Inoltre l’anidride solforosa, “utilizzata principalmente per le proprietà antiossigeno e per l’azione selettiva nei confronti dei lieviti, in quanto più pesante dell’aria tende ad accumularsi verso il basso. Secondo le concentrazioni e le modalità di impiego può essere tossica o irritante”.
Si indica poi che al termine dell’operazione di svinatura, “l’estrazione delle vinacce dai fermentini non dotati di raschiatore di fondo automatico, può comportare l’introduzione dei lavoratori nei vasi per effettuare un’adeguata pulizia, con conseguente esposizione a vapori etilici ed a CO2”. E l’azoto e l’argon utilizzati per il controllo della ossidazione lenta “possono costituire pericolo elevato per i lavoratori in quanto gas asfissianti”.

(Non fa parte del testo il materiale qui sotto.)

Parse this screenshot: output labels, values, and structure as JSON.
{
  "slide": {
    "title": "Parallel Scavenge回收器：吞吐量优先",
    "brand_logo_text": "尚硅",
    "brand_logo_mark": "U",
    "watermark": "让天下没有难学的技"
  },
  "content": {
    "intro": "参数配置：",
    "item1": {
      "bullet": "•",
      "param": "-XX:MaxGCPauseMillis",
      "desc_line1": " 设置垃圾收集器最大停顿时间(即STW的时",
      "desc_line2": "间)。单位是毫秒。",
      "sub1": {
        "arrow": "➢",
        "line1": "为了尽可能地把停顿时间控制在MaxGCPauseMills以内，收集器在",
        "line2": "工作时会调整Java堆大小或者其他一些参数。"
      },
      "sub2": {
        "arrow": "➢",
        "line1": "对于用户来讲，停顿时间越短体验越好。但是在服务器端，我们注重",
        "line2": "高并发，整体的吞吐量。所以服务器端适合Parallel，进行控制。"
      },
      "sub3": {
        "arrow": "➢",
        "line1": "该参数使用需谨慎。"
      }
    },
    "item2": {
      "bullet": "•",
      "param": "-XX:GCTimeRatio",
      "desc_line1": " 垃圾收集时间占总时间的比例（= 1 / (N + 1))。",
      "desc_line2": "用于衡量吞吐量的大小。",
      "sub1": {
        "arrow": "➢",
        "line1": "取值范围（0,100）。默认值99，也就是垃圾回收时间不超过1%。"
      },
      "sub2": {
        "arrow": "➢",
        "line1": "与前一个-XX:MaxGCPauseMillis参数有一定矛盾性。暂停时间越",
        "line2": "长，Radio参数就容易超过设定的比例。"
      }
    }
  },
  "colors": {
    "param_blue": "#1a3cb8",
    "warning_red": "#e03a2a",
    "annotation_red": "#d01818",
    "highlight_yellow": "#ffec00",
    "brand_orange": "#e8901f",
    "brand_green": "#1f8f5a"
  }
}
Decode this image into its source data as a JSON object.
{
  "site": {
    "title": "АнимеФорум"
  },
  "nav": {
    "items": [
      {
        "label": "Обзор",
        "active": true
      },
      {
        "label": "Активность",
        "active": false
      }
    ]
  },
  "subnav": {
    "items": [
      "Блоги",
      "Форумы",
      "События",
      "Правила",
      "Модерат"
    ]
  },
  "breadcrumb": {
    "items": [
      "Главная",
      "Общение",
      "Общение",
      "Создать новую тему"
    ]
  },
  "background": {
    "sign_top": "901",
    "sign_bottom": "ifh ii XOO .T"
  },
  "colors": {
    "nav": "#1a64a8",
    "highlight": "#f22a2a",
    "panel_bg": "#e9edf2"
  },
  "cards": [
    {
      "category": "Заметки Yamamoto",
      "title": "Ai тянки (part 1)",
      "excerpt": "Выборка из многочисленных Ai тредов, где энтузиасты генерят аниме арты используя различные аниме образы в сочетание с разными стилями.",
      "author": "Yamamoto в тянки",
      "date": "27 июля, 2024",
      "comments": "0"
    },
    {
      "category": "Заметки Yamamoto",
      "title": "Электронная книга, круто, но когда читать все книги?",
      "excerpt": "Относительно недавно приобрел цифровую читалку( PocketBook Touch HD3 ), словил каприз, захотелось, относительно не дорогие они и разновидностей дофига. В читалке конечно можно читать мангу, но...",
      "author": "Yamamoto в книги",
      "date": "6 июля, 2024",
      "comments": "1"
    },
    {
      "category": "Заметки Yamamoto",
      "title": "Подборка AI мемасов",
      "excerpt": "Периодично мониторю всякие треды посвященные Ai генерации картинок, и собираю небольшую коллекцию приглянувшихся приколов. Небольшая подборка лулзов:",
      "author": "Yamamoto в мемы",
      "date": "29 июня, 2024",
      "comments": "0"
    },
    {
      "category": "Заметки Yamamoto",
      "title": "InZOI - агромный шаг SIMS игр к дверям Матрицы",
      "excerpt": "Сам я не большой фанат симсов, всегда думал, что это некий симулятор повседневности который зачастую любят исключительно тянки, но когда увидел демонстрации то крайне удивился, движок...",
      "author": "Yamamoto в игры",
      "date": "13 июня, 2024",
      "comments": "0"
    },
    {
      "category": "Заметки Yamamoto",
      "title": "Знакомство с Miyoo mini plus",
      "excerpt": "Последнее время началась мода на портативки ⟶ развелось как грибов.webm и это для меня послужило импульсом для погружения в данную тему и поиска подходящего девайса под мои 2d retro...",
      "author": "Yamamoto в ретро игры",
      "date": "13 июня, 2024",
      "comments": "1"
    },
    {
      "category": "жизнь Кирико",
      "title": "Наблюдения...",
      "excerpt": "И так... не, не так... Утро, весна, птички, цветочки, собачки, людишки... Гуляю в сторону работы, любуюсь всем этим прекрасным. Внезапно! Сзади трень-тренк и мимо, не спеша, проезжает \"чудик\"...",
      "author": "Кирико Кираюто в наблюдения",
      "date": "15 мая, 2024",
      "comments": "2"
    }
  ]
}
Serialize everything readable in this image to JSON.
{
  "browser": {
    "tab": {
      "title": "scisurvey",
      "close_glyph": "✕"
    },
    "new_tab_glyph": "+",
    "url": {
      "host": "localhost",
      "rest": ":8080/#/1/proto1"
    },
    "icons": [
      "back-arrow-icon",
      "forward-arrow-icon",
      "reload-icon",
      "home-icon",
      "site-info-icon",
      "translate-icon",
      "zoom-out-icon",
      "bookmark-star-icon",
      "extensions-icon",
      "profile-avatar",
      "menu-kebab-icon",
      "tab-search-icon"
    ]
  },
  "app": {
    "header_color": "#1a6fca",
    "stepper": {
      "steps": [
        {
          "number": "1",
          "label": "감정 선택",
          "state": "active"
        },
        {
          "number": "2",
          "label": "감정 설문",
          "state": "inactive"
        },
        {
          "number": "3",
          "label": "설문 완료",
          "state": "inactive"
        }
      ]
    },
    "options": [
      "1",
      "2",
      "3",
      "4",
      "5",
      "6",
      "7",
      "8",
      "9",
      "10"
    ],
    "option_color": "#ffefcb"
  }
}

E anche la pulitura delle autoclavi, come abbiamo visto anche in una precedente puntata di “Imparare dagli errori”, “pur effettuata prevalentemente dall’esterno mediante irrogazione di soluzioni detergenti sulle pareti interne, in via occasionale può richiedere l’introduzione di un lavoratore per la rimozione manuale di residui non diversamente eliminabili. In questo caso i lavoratori potrebbero essere esposti ad un’atmosfera interna contenente gas asfissianti”.
Infine si segnala poi che le operazioni di filtrazione “possono comportare esposizione a polveri di farina fossile che, in caso abbia tra i componenti silice libera cristallina, configura un potenziale rischio silicotigeno e cancerogeno”.
Rimandiamo in conclusione, come sempre, alla lettura integrale del documento che presenta ulteriori dettagli sui rischi da esposizione a sostanze pericolose, sui problemi connessi all’asfissia e, più in generale, sui rischi negli ambienti confinati presenti nel comparto vinicolo.